Голд вполне мог поверить своим ушам, но не больше.

— Чушь свинячья, — проворчал он, потом сказал громче: — Ты неверно цитируешь.

Сид изобразил невинность. — Ну, мы все не без греха, малыш, — сказал он, убежденно тряхнув головой.

— А где здесь сказано, что стервятники слепы?

— Ну, малыш. — Сид поставил свой стакан и стал потирать ладони одна о другую. — Ведь ты же учился в колледже. Пошевели мозгами. Если бы стервятники могли видеть, то что бы в них было такого особенного? Стоило бы тогда упоминать о них в Библии?

— Конечно, нет, — сказал его отец.

— Брюс и не спорит с этим, — извинилась за него Эстер, и голос ее задрожал сильнее, чем обычно.

— Он просто беседует, — сказала Белл.

Я происхожу из простой семьи, сказал себе Голд, с которым случился вдруг приступ тихого автобиографического помешательства, и он как бы принялся диктовать свои мемуары или же мемуары Генри Киссинджера. Моя семья прозябала в нищете, и у меня не было никаких привилегий. Хотя на самом деле мы не прозябали в нищете, а привилегий у меня было достаточно, но не так много, как я того заслуживал, как это и выяснилось впоследствии. Мое развитие было замедлено необходимостью с самого раннего возраста в поте лица своего добывать себе хлеб насущный. Мой талант был зарыт в землю. Все, чего я достиг, я достиг своим трудом, за исключением того, что мне досталось от моего отца, моей матери, моего брата и от всех четырех моих старших сестер. Я не получил никаких преимуществ, если не считать моих мозгов, которые, как я подозреваю, я унаследовал не от людей, претендующих на звание моих родителей. Есть основания полагать, что корни мои уходят в более благородную почву, чем это может показаться с первого взгляда, и что я оказался среди этих честных, но бедных работяг по прихоти злой судьбы, став жертвой различных случайных обстоятельств, распутать которые не представляется возможным. Мой старший брат Сид, которого я знаю всю свою жизнь, старший из семи детей, добился кое-каких успехов в жизни, у него дилетантский интерес к науке и механике, он довольно свободно тратит деньги, он человек добродушный, ему легко дается деловое общение с людьми, а еще он сраный тупоумный кретин, который обращается со мной так, будто я последнее говно, и заставляет меня говорить о стервятниках.

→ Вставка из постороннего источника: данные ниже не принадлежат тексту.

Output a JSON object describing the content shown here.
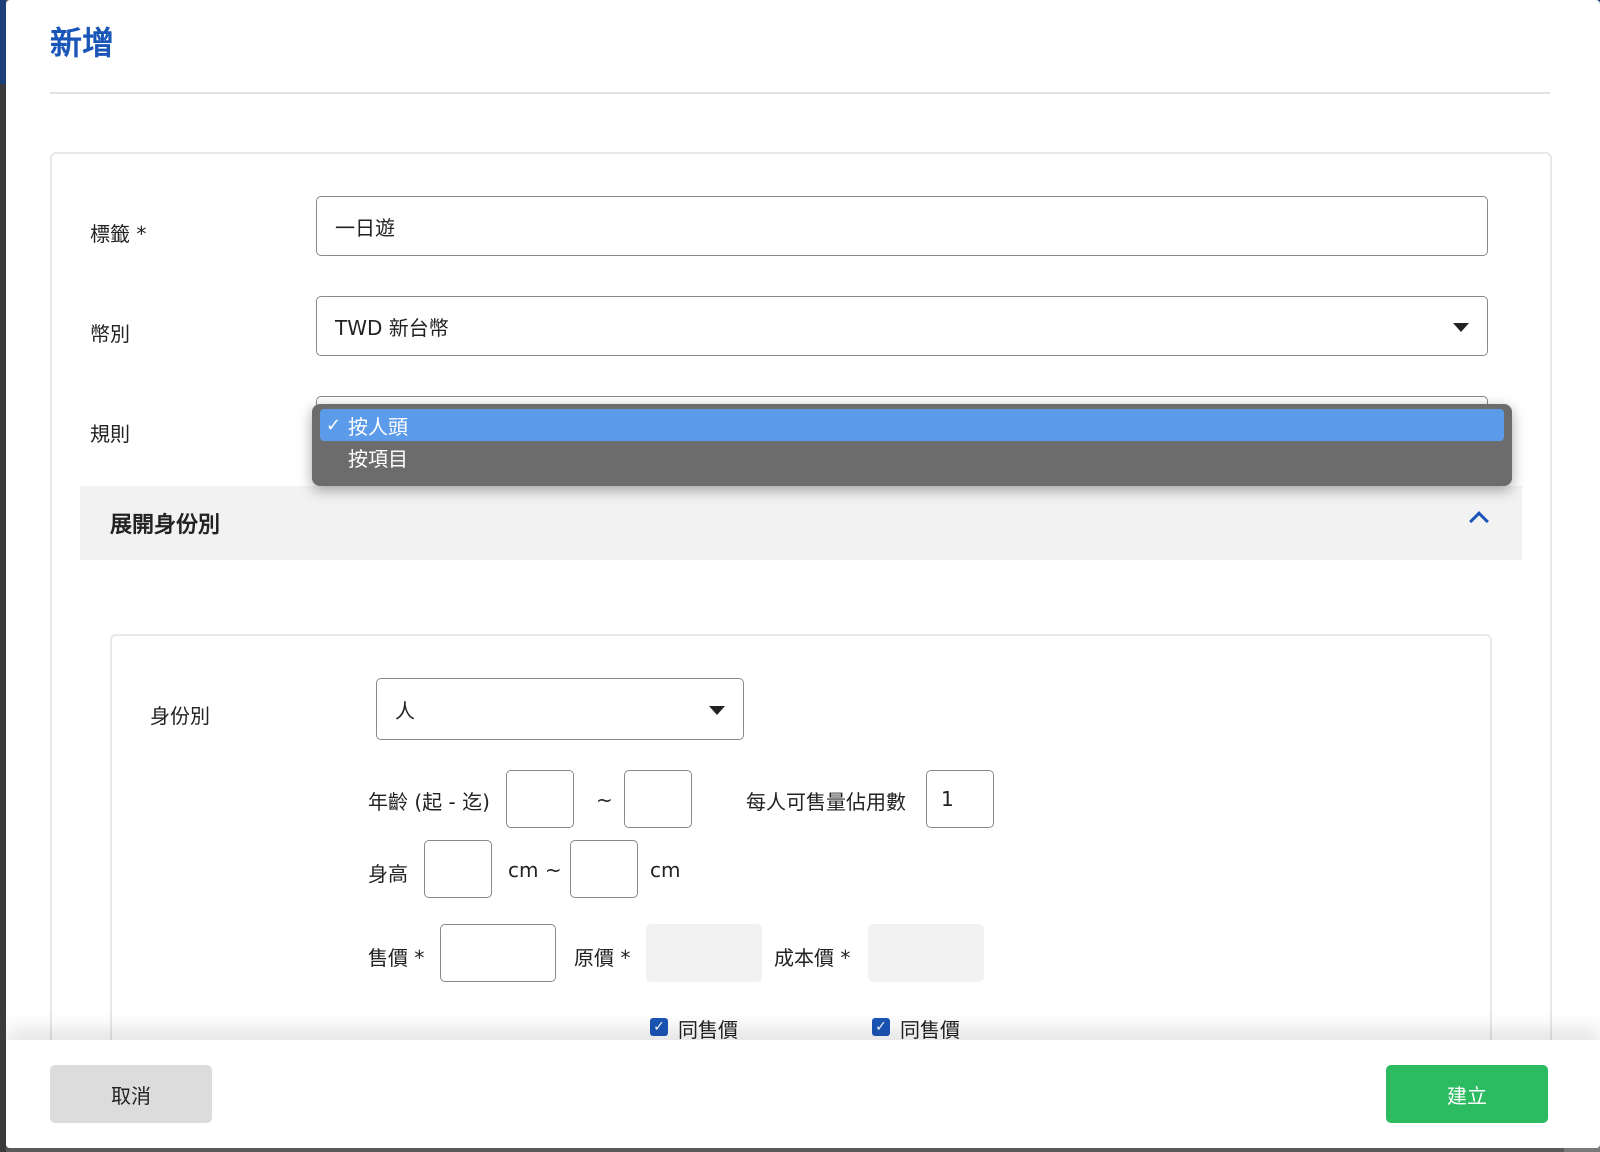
{
  "modal": {
    "title": "新增"
  },
  "form": {
    "tag": {
      "label": "標籤 *",
      "value": "一日遊"
    },
    "currency": {
      "label": "幣別",
      "value": "TWD 新台幣"
    },
    "rule": {
      "label": "規則",
      "options": [
        {
          "label": "按人頭",
          "selected": true,
          "check": "✓"
        },
        {
          "label": "按項目",
          "selected": false,
          "check": ""
        }
      ]
    }
  },
  "section": {
    "title": "展開身份別",
    "expanded": true
  },
  "identity": {
    "label": "身份別",
    "value": "人",
    "age_label": "年齡 (起 - 迄)",
    "age_from": "",
    "age_sep": "~",
    "age_to": "",
    "occupancy_label": "每人可售量佔用數",
    "occupancy_value": "1",
    "height_label": "身高",
    "height_from": "",
    "height_unit_sep": "cm ~",
    "height_to": "",
    "height_unit": "cm",
    "sale_price_label": "售價 *",
    "sale_price": "",
    "original_price_label": "原價 *",
    "original_price": "",
    "cost_price_label": "成本價 *",
    "cost_price": "",
    "same_as_sale_1": "同售價",
    "same_as_sale_2": "同售價",
    "check_glyph": "✓"
  },
  "footer": {
    "cancel_label": "取消",
    "create_label": "建立"
  },
  "colors": {
    "accent": "#1a56b8",
    "create": "#2dbb62",
    "dropdown_highlight": "#5b9bea"
  }
}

ГАРРИЕТ, которая несколько минут назад встретила его, излучая заговорщицкую приветливость, сейчас пребывала в мрачном, воинственном настроении. Отведя его в сторону, она сказала:

— Эстер думает, что Милт, возможно, скоро сделает ей предложение. Ты должен помочь. Она попросила Розу спросить Иду, чтобы та выяснила у Сида, должен ли между ними быть секс.

Голд внутренне весь сжался.

— А я-то тут при чем?

— Ну, ты можешь разузнать о таких вещах, — сообщила она ему безапелляционным тоном. — Сид разбирается в науке, а ты профессор английской литературы.

— Давайте-ка на воздух, — сказал его отец с плохо скрываемым злорадством. — На крыльце сейчас хорошо.

Эта обескураживающее известие о погоде было как похоронный звон по всем их надеждам на этот день, и Голд почувствовал, как по жилам его конечностей заструилась холодная слякоть.

— Ну, я Сида предупредила, — сообщила Гарриет и придала своему лицу суровое выражение, настраиваясь на предстоящую склоку. — Если к концу недели они не уедут во Флориду, то туда уеду я, с дочерьми и внуками.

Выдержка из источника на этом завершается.